Have you ever ventured into the PPC twittersphere? People are sharing hints, celebrating victories, joining together in shared frustration over Facebook ruining everything (sorry, Facebook, but your platform breaks way too often for a company boasting $16.9 billion in second quarter revenue). If you work in PPC, you are a part of a great online community. But as great as we all are, and we are all pretty great, all too often I see and hear grumblings about change.
Advertising platforms have their own agenda (see Facebook revenue numbers above). So I get it when Google or Microsoft come at you touting their latest greatest new and improved thingamajig, you want to stand up and say, “Damn the man! Save the Empire!” But here’s the thing: you may be able to save your record store (campaign) from being bought out (automation) and keep it running for one more night but eventually you are going to have to let go. Record stores close. Blockbusters go out of business. Manual optimizations fail.

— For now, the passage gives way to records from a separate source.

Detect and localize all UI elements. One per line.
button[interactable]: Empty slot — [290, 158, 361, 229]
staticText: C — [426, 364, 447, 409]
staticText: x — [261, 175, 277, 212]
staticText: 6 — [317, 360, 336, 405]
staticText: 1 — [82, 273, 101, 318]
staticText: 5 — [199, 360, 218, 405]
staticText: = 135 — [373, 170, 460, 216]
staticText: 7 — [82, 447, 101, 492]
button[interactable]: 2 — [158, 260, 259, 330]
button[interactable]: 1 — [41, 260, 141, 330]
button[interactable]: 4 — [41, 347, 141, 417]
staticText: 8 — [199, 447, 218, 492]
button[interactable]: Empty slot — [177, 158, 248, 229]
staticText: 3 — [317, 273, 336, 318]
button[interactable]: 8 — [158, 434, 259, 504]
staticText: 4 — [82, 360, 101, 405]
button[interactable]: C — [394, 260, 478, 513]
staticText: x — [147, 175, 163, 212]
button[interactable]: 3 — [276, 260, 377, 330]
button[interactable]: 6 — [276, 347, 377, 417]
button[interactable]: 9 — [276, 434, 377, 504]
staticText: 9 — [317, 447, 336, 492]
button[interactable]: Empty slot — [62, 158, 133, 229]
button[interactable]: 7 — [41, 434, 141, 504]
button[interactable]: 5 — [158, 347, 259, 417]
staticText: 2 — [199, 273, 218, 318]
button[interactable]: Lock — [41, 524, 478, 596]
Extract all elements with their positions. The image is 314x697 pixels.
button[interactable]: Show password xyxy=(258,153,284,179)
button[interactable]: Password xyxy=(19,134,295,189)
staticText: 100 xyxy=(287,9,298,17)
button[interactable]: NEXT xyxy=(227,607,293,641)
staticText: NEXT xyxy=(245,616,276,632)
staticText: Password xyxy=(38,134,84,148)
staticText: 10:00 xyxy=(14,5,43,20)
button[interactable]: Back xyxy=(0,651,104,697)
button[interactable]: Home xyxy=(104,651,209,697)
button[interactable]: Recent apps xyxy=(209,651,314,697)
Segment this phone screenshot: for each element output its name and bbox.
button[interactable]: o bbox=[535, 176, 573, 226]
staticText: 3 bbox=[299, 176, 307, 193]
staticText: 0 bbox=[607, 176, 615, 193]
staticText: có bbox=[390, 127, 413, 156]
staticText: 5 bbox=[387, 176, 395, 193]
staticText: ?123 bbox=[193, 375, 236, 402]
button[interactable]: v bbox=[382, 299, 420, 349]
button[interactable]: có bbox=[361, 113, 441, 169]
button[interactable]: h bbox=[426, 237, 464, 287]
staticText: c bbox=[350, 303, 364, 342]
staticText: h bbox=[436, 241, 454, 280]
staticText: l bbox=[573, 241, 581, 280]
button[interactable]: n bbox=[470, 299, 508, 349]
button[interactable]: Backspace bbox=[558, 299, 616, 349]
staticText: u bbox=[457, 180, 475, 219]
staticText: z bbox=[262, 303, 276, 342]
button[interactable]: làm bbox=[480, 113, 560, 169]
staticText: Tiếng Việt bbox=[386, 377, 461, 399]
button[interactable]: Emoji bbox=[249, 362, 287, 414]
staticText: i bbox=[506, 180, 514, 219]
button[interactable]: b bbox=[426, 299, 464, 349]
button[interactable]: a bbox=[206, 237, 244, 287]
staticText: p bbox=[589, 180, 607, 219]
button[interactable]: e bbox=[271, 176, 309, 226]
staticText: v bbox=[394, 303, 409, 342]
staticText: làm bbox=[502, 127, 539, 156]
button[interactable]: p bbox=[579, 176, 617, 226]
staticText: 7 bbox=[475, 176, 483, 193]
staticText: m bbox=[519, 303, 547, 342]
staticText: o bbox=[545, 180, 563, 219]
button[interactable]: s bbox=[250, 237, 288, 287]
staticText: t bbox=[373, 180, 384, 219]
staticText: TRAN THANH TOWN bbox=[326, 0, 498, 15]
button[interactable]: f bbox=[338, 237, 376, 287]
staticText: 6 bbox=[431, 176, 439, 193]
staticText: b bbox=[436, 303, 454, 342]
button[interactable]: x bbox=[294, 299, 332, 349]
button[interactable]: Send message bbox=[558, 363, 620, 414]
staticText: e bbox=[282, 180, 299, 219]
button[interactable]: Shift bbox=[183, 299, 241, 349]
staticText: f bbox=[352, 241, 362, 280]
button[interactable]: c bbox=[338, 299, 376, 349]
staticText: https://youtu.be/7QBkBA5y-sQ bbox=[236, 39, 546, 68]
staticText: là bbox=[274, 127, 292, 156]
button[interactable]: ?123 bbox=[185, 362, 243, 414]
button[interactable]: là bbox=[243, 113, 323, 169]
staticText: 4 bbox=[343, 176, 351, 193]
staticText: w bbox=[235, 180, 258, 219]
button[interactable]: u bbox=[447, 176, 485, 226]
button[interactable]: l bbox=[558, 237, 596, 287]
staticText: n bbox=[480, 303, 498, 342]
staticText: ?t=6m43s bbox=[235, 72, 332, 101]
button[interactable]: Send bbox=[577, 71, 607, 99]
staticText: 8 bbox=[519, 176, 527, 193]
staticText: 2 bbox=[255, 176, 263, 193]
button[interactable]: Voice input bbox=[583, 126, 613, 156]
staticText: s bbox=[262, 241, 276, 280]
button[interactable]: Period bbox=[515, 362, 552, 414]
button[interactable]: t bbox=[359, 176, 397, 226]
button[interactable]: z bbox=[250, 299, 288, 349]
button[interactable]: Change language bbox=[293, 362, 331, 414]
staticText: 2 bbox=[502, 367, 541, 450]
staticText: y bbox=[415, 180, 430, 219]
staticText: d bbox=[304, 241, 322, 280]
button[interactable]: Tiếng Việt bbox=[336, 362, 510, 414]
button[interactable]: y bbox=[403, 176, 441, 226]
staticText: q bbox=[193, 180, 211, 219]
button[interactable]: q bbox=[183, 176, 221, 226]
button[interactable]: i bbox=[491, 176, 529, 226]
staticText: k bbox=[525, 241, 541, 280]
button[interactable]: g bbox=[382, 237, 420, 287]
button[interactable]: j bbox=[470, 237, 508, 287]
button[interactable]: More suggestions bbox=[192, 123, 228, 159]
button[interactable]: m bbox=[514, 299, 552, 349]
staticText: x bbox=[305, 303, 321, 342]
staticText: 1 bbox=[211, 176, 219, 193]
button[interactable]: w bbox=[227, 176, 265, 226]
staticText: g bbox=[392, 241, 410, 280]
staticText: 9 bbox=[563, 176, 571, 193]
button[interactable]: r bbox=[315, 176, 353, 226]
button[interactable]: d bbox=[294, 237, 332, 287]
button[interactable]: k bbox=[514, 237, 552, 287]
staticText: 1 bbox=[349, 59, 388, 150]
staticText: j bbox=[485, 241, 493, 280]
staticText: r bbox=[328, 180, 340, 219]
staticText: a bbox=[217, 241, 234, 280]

The manual methods that work are the exception, not the rule. Repeat that to yourself every time you think you are outsmarting the system. Now before y’all tear me apart for drinking the Google Kool-aid, (because even though I said the PPC twittersphere is a pretty great place, y’all can be snarky. I won’t name names. You know who you are.), I am not saying you should implement every single recommended action in your account the moment it appears. That would be bananas. B-A-N-A-N-A-S. Here’s what you should do:
Learn everything you can about the latest initiative. If you have a platform rep, ask them tough questions. If you don’t have a platform rep, read all press releases and blogs and community boards. A high school English teacher always told me, “You have to know and understand the rules before you can break them.” She was referring to comma splicing but you get the idea. If you know and understand the change, you are better equipped to know if going against the recommendation is going to be the right move.
Test everything out. But with this ‘do’, comes a huge list of ‘do nots’ (not to be confused with donuts).
- Test something for a week. Not a big enough sample size
- Test something with a tiny fraction of spend. Identify a strong, reasonable, proportionate amount of budget to devote to the test.
- Test something on a low traffic campaign, unless the test is set up to drive more traffic to said campaign.
- Don’t go into it cursing the powers that be. Approach with optimism and good intent and you will be pleased with the outcome.
Look (listen), I am not always thrilled about PPC platforms adding and taking away features. I still go looking for the Display Planner in Google. I still consider myself relatively new to this industry and I’m always learning. Always. Which makes it exciting. Can you imagine working in an industry that doesn’t change and adapt? Poor Coke tried something new in 1985 and people freaked out.
Make things easier on yourself
If you could take all the chores you hate to do and automate them would you? Please sign me up for a robot that takes my clean, folded laundry from the basket and puts it in the drawers. PPC is made up of so many tiny metrics that spin a web for us to work through. It is easy to get tangled in tasks. Keep your eye on your north star goal and let automation be your guide. Sure you are going to have to keep things in check. But if you are managing thousands and thousands of keywords, why in the world would you want to do bid changes manually. Gross. Almost as gross as New Coke.
“If you want something enough and your heart is pure, wondrous things can happen!” Famous words from Joey Tribiani. I had to fit one more pop culture reference in here. I recently attended a training and the trainer was talking about intent. When we approach a situation–be it a tough conversation or a sticky problem–with good intentions, we can get what we need and want. Ulterior motives, hidden agendas, wanting to prove a point to huge corporations like Google and Microsoft won’t do you much good. You will fall behind. You will be miserable. You won’t be able to catch up. You want success in PPC? Approach automation with an open mind.
Some of my RSAs are working great. Some are working okay. A good handful of my Target CPA campaigns are killing it. A few still need some work.
Without automation, some of my campaigns would be doing great and some wouldn’t. That is PPC.